Belle dame, lui dis-je, en élevant légèrement sa main, voici un de ces événemens qu’amène la capricieuse fortune, de prendre, pour ainsi dire par la main, deux parfaits étrangers… de différens sexes, et peut-être de différens coins du monde, et de les placer en un moment ensemble d’une manière si cordiale, que l’amitié elle-même en pourroit à peine faire autant, si elle l’avoit projeté depuis un mois.

« Et votre réflexion sur ce point, monsieur, fait voir combien l’aventure vous a embarrassé… »

Lorsque notre situation est telle que nous l’aurions souhaitée, rien n’est plus mal-à-propos que de parler des circonstances qui la rendent ainsi : Vous remerciez la fortune, continua-t-elle, vous avez raison… Le cœur le savoit, et il étoit content. Il n’y avoit qu’un philosophe anglois qui pût en avertir l’esprit pour révoquer le jugement.

En me disant cela, elle dégagea sa main avec un coup-d’œil qui me parut un commentaire suffisant sur le texte.

Je vais donner une misérable idée de la foiblesse de mon cœur, en avouant qu’il éprouva une peine que des causes peut-être plus dignes n’auroient pu lui faire ressentir… La perte de sa main me mortifioit, et la manière dont je l’avois perdue ne portoit point de baume sur la blessure… Je sentis alors plus que je n’ai jamais fait de ma vie, le désagrément que cause une sotte infériorité.

Mais de pareilles victoires ne donnent qu’un triomphe momentané ; un cœur vraiment féminin n’en jouit pas long-temps. Cinq ou six secondes changèrent la scène ; elle appuya sa main sur mon bras pour achever sa réplique, et je me remis, sans savoir comment, dans ma première situation.

J’attendois qu’elle me parlât… elle n’avoit rien à y ajouter.

Je donnai alors une autre tournure à la conversation. La morale et l’esprit de la sienne m’avoient fait voir que je n’avois pas bien saisi son caractère.

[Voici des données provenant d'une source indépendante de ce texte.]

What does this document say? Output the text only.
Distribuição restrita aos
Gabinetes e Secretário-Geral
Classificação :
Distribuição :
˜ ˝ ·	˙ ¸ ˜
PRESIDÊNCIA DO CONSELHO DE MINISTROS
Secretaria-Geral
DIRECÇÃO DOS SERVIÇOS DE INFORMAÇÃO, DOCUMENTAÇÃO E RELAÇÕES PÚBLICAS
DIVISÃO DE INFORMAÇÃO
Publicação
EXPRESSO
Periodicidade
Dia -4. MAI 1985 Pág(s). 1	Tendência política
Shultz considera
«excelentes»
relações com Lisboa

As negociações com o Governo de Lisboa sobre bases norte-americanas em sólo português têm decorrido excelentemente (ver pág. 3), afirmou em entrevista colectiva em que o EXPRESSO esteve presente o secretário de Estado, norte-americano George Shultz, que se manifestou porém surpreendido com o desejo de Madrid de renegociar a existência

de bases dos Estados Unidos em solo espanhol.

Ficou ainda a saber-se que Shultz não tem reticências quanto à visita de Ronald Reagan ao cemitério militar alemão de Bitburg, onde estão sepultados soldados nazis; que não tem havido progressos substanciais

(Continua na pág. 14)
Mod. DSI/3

Elle tourna son visage vers moi, et je m’aperçus que le feu qui l’avoit animé pendant qu’elle me parloit, s’étoit évanoui… ses muscles s’étoient relâchés, et je revis ce même air de peine qui m’avoit d’abord intéressé en sa faveur. Qu’il étoit triste de voir cet esprit fin et délicat en proie à la douleur ! Je la plaignis de toute mon ame. Ce que je vais dire paroîtra peut-être ridicule à un cœur insensible… mais en vérité, j’aurois pu en ce moment la prendre et la serrer dans mes bras, quoique dans la rue, sans en rougir.

Mes doigts serroient les siens, et le battement de mes artères qui s’y faisoit sentir, lui apprit ce qui se passoit en moi… Elle baissa les yeux… un moment de silence s’ensuivit.

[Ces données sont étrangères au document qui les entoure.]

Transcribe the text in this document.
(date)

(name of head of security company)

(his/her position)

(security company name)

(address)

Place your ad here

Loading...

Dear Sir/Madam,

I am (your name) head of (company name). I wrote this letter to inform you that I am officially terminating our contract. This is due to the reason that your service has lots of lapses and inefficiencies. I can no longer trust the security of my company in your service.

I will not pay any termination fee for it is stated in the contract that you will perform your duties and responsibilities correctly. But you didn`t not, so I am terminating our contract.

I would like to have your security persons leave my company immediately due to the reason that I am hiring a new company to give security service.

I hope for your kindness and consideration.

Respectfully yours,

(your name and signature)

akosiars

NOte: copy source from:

Je craignis avoir fait, dans cet intervalle, quelques légers efforts pour serrer davantage sa main ; car j’éprouvai une sensation plus subtile dans la mienne… Ce n’étoit pas un mouvement pour retirer la sienne… mais c’étoit comme si la pensée lui en venoit ; et je l’aurois infailliblement perdue une seconde fois, si l’instinct, plus que la raison, ne m’eût suggéré fort à propos une dernière ressource dans ces sortes de périls… c’étoit de la tenir si légèrement, qu’il sembloit que j’étois sur le point de lui rendre sa liberté de mon propre gré ; et c’est ainsi qu’elle me la laissa jusqu’à ce que monsieur Dessein fût de retour avec la clef. Cependant je me mis à réfléchir sur les moyens d’effacer les mauvaises impressions contre moi, qu’auroit pu faire sur son esprit mon histoire avec le pauvre moine, en cas que celui-ci lui en eût fait le rapport.